—Oui, tu as raison, mon bon Télémaque, s'écria Pierre Munier, et, si nous ne les voyons pas, eux, nous verrons au moins le bâtiment qui les emporte.
Et Pierre Munier, s'élançant avec la rapidité d'un jeune homme, gravit en un instant le morne de la Découverte, du haut duquel il put, jusqu'à la nuit, du moins, suivre des yeux, non pas ses fils, la distance, comme il l'avait prévu, était trop grande pour qu'il pût les distinguer encore, mais la frégate la Bellone, à bord de laquelle ils étaient embarqués.
En effet, Pierre Munier, quelque chose qu'il lui en coûtât, s'était décidé à se séparer de ses enfants, et les envoyait en France, sous la protection du brave général Decaen. Jacques et Georges partaient donc pour Paris, recommandés à deux ou trois des plus riches négociants de la capitale, avec lesquels Pierre Munier était depuis longtemps en relation d'affaires. Le prétexte de leur départ était leur éducation à faire. La cause réelle de leur absence était la haine bien visible que M. de Malmédie leur avait vouée à tous deux depuis le jour de la scène du drapeau, haine de laquelle leur pauvre père tremblait, surtout avec leur caractère bien connu, qu'ils ne fussent victimes un jour ou l'autre.

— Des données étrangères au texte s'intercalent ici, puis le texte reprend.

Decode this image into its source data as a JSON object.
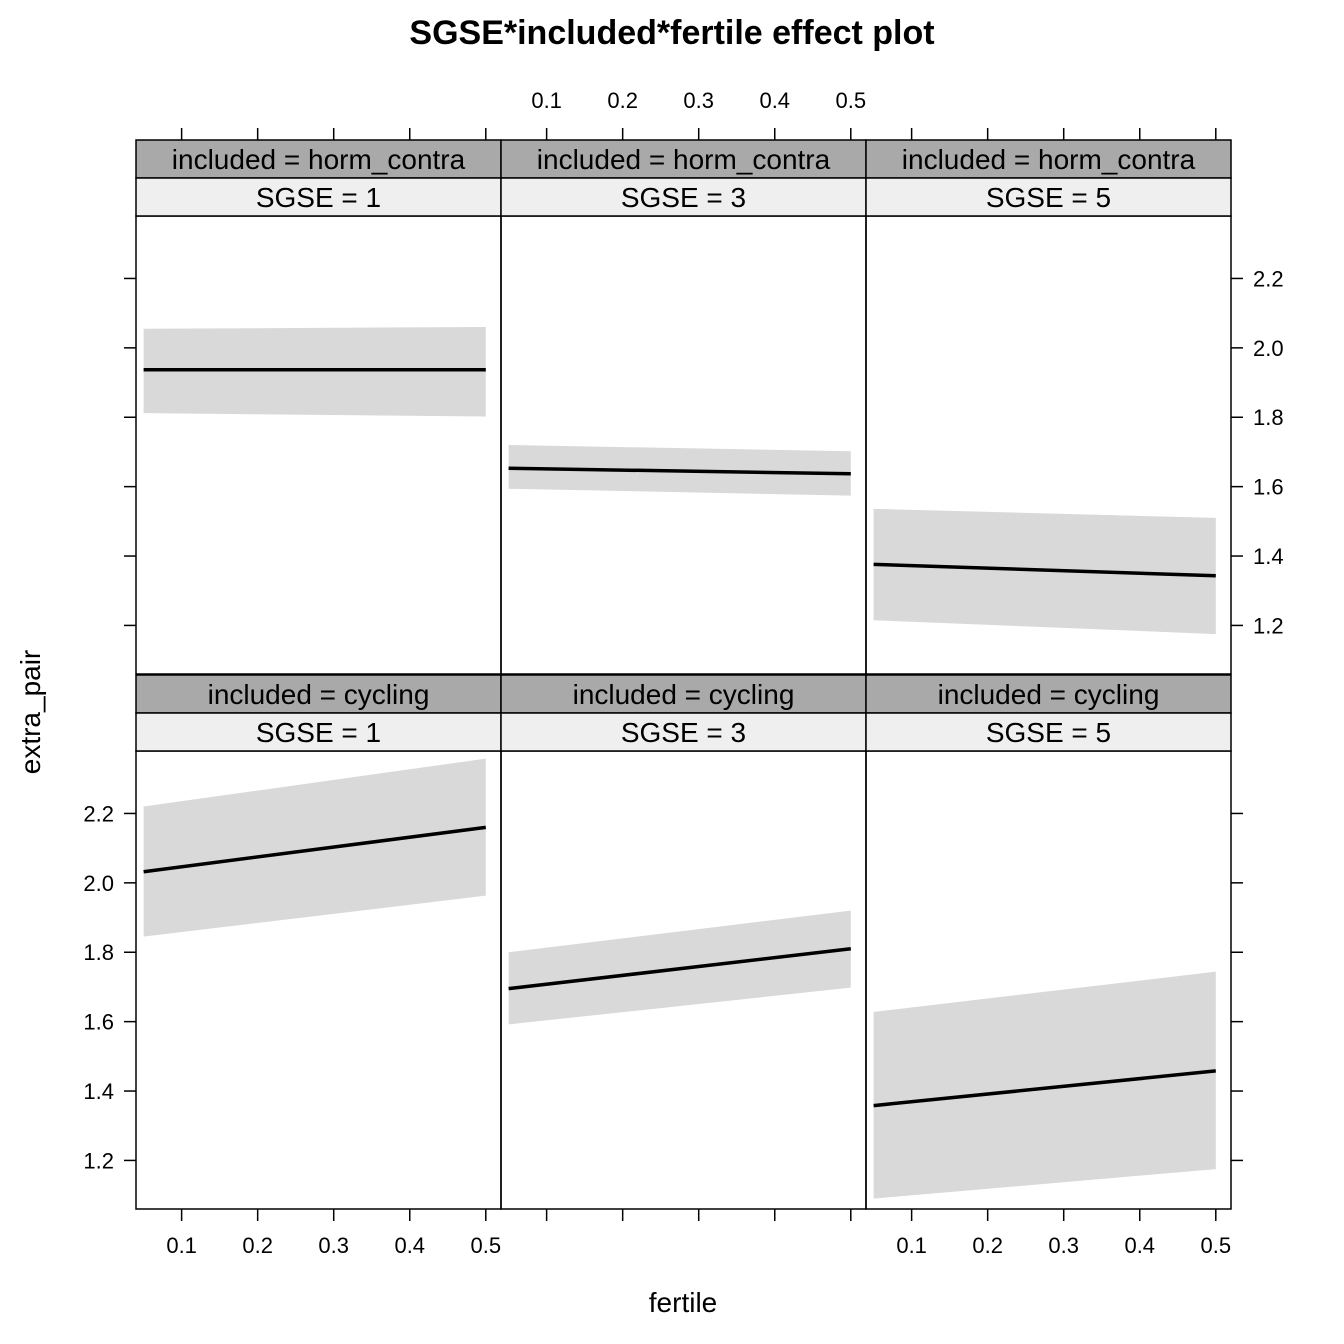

Quant à Henri, sa mère l'aimait trop pour se séparer de lui. D'ailleurs, qu'avait-il donc besoin de savoir? si ce n'est que tout homme de couleur était né pour le respecter et lui obéir.
Or, comme nous l'avons vu, c'était une chose que Henri savait déjà.
[Chapitre IV—Quatorze ans après]
C'est jour de fête à l'île de France le jour où l'on signale la vue d'un vaisseau européen ayant l'intention d'entrer dans le port; c'est que, sevrés depuis longtemps de la présence maternelle, la plupart des habitants de la colonie attendent avec impatience quelque nouvelle des peuples, des familles, ou des hommes d'outre-mer; chacun espère quelque chose, et tient, du plus loin qu'il l'aperçoit, ses regards attachés sur le messager maritime qui lui apporte soit la lettre d'un ami, soit le portrait d'une amie, soit enfin cette amie en personne ou cet ami lui-même.
Car ce vaisseau, objet de tant de désirs et source de tant d'espérances, c'est la chaîne éphémère qui unit l'Europe à l'Afrique, c'est le pont volant jeté d'un monde à l'autre; aussi aucune nouvelle ne se répand-elle aussi rapidement dans toute l'île que celle-ci, qui jaillit du piton de la Découverte: «Il y a un vaisseau en vue.»
Nous disons du piton de la Découverte, parce que, presque toujours, le navire, forcé d'aller chercher le vent d'est, passe devant Grand-Port, côtoie la terre à une distance de deux ou trois lieues, double la pointe des Quatre-Cocos, s'engage entre l'île Pilate et le Coin-de-Mire, et quelques heures après avoir franchi ce passage, apparaît à l'entrée du Port-Louis, dont les habitants, prévenus dès la veille par les signaux qui ont traversé l'île pour annoncer son approche, l'attendent en foule pressée sur le quai.